A major operation to rescue 10 trapped Mexican coal miners is approaching a crucial moment, President Andres Manuel Lopez Obrador said, raising the hopes of desperate relatives.

"Today is a decisive day because, according to the experts, we'll know if it's possible for the divers to enter safely," he tweeted.

More than 300 soldiers and other personnel, including six military scuba divers, have joined the rescue effort in the northern state of Coahuila, the government said.

Five workers managed to escape from the crudely constructed mine in the initial aftermath of the accident on Wednesday, but since then no survivors have been found.

The focus has been on pumping out water from the mine in Agujita in the municipality of Sabinas to make it safe enough to enter.
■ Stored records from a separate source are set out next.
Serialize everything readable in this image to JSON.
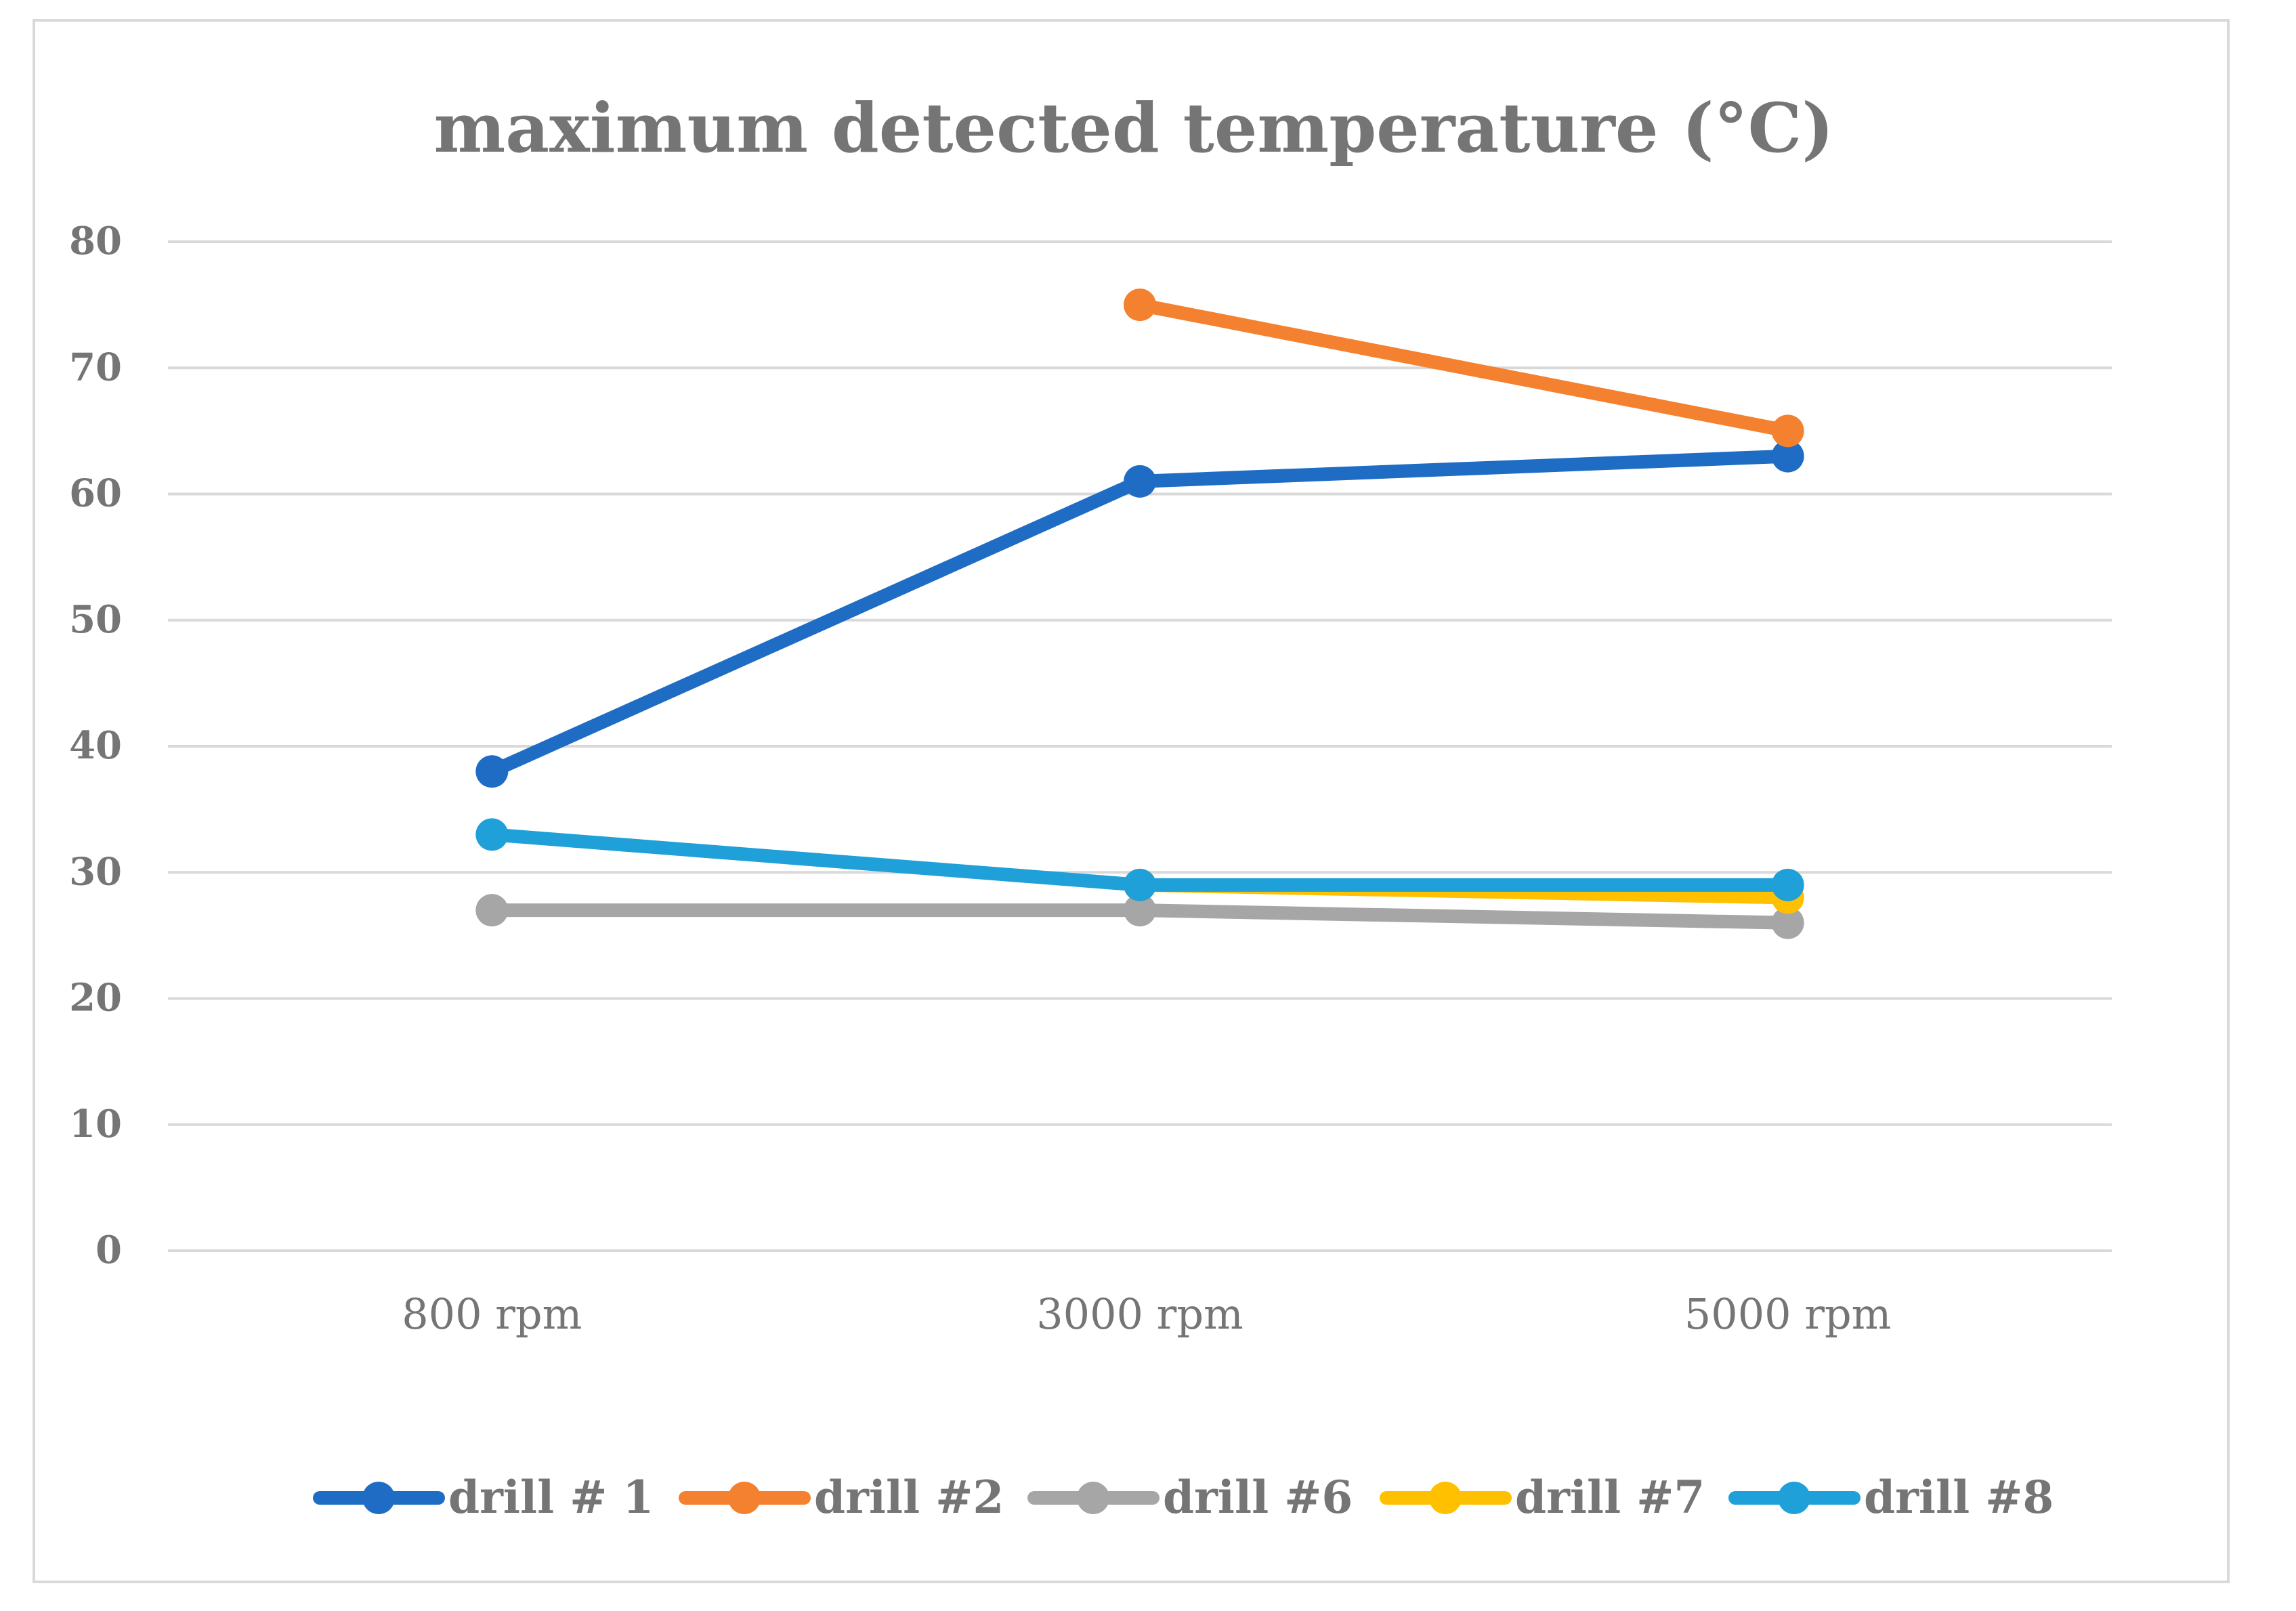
{
  "chart_data": {
    "type": "line",
    "title": "maximum detected temperature (°C)",
    "xlabel": "",
    "ylabel": "",
    "categories": [
      "800 rpm",
      "3000 rpm",
      "5000 rpm"
    ],
    "ylim": [
      0,
      80
    ],
    "yticks": [
      0,
      10,
      20,
      30,
      40,
      50,
      60,
      70,
      80
    ],
    "grid": true,
    "legend_position": "bottom",
    "series": [
      {
        "name": "drill # 1",
        "color": "#1f6cc4",
        "values": [
          38,
          61,
          63
        ]
      },
      {
        "name": "drill #2",
        "color": "#f4812f",
        "values": [
          null,
          75,
          65
        ]
      },
      {
        "name": "drill #6",
        "color": "#a6a6a6",
        "values": [
          27,
          27,
          26
        ]
      },
      {
        "name": "drill #7",
        "color": "#ffc000",
        "values": [
          null,
          29,
          28
        ]
      },
      {
        "name": "drill #8",
        "color": "#1fa0d8",
        "values": [
          33,
          29,
          29
        ]
      }
    ]
  }
}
Authorities said that the three mine shafts descended 60 meters and the floodwater inside was reported to be 30 meters deep.

"The main problem is the flood, although the pumping equipment is sufficient," said Mr Lopez Obrador.

Coahuila's state government said the miners had been carrying out excavation work when they hit an adjoining area full of water.

A miner waits to enter the area where colleagues were trapped in the collapse

Experts detected a leak coming from nearby mines and aim to find its exact location so they can stop water flowing into the area where the workers are trapped, Coahuila's labor secretary, Nazira Zogbi, said.

A French company has provided equipment to assist in the task, she said, without naming the firm.
The arrival of more powerful pumping equipment was also a reason for optimism, Ms Zogbi added.

"Major progress has been made. It looks like we'll have better news," she said.

Water was seen flowing from the mine through drainage channels, lifting the hopes of relatives who spent a third night waiting anxiously for news.

"The last two days we didn't see any progress with the water, but now we see that a lot of water has come out," Elva Hernandez, mother-in-law of one of the trapped workers, told AFP.

"We're still hoping that they're in a higher part (of the mine), although there's too much water... but we trust in God," the 71-year-old added.

Coahuila, Mexico's main coal-producing region, has seen a series of fatal mining accidents over the years.

Last year, seven miners died when they were trapped in the region.

The worst accident was an explosion that claimed 65 lives at the Pasta de Conchos mine in 2006.

Only two bodies were retrieved after that tragedy.

Miners and their relatives painted a picture of a precarious profession fraught with risks due to lax safety standards.

"When everything's fine, you don't think about the danger, but when things happen you think about quitting," said Luis Armando Ontiveros.

However, looking for a new job does not seem like a viable option for the 48-year-old, whose father taught him to dig for coal at an early age.

The father-of-three said he needed the monthly salary equivalent to about $500 to pay for his children's education so they do not have to follow in his footsteps.